James 1:19 says, “My dear brothers, take note of this: Everyone should be quick to listen, slow to speak and slow to become angry.” Proverbs 18:13 reads, “He who answers before listening—that is his folly and his shame.” Proverbs 1:5 says, “Let the wise listen and add to their learning, and let the discerning get guidance.” Only through active listening can spouses unequivocally understand each other’s concerns and address them lovingly and fairly.
Don’t Drudge Up the Past
When arguing about a specific matter, mates often revisit issues from the past that have nothing remotely to do with the present situation. In addition to not helping the current conflict, this practice might make a spouse feel like he or she will never be able to forget past mistakes, or be forgiven for them.
Proverbs 4:25-26 reads, “Let your eyes look straight ahead, fix your gaze directly before you.” Proverbs 4:27a says, “Do not swerve to the right or the left.” Commit to solving a current conflict without digging up past grievances.
Avoid Going to Bed Angry
Procrastinating solving conflict has no place in a Christian marriage. When couples allow marital discord to go unsolved, they’re giving Satan a foothold to multiply it.
Ephesians 4:26-27 states, “Be angry, and do not sin”: do not let the sun go down on your wrath, nor give place to the devil.”

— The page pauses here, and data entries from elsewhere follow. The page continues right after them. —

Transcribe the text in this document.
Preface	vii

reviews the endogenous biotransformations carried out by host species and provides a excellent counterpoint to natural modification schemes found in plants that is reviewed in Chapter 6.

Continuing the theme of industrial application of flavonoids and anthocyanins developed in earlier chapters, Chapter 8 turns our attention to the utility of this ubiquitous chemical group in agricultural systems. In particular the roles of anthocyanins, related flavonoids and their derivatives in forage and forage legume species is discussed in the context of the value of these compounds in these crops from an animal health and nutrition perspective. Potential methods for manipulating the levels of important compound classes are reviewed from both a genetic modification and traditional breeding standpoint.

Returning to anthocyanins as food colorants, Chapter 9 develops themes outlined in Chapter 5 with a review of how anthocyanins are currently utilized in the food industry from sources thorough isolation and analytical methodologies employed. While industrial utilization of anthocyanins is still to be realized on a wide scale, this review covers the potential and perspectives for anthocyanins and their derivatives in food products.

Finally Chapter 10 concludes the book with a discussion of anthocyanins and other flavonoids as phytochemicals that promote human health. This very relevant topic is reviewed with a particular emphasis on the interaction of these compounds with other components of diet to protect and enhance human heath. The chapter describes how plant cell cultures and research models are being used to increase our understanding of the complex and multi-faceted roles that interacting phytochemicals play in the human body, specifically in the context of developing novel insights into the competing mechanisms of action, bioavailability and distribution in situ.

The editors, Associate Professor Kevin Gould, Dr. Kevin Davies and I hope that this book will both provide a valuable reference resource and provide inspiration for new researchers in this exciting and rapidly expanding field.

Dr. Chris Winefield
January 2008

Always Be Prepared to Forgive
One of the most effective ways to heal a broken marriage is through unconditional forgiveness. The Bible’s stance on forgiveness is clear. Matthew 6:14-15 reads, “For if you forgive men for their transgressions, your heavenly Father will also forgive you. But if you do not forgive men, then your Father will not forgive your transgressions.” Ephesians 4:32 states, “Be kind to one another, tenderhearted, forgiving each other, just as God in Christ also has forgiven you.”
Celebrate Your Differences
Couples bring many differences to a marriage including those related to gender, family background, personalities, and previous life experiences. Too often, married people allow these differences to lead to conflict.
Rather than try to ignore and lament their dissimilarities, couples should acknowledge and celebrate them. Bob Lepine, cohost of the daily radio broadcast FamilyLife Today, remarked, “One person has said a great marriage is not when a perfect couple comes together, but when an imperfect couple learns to enjoy their differences. Your goal is not to change your spouse. You need to seek first to understand your spouse and then to be understood.”
Pray for marriages that are currently being tested due to unresolved conflict.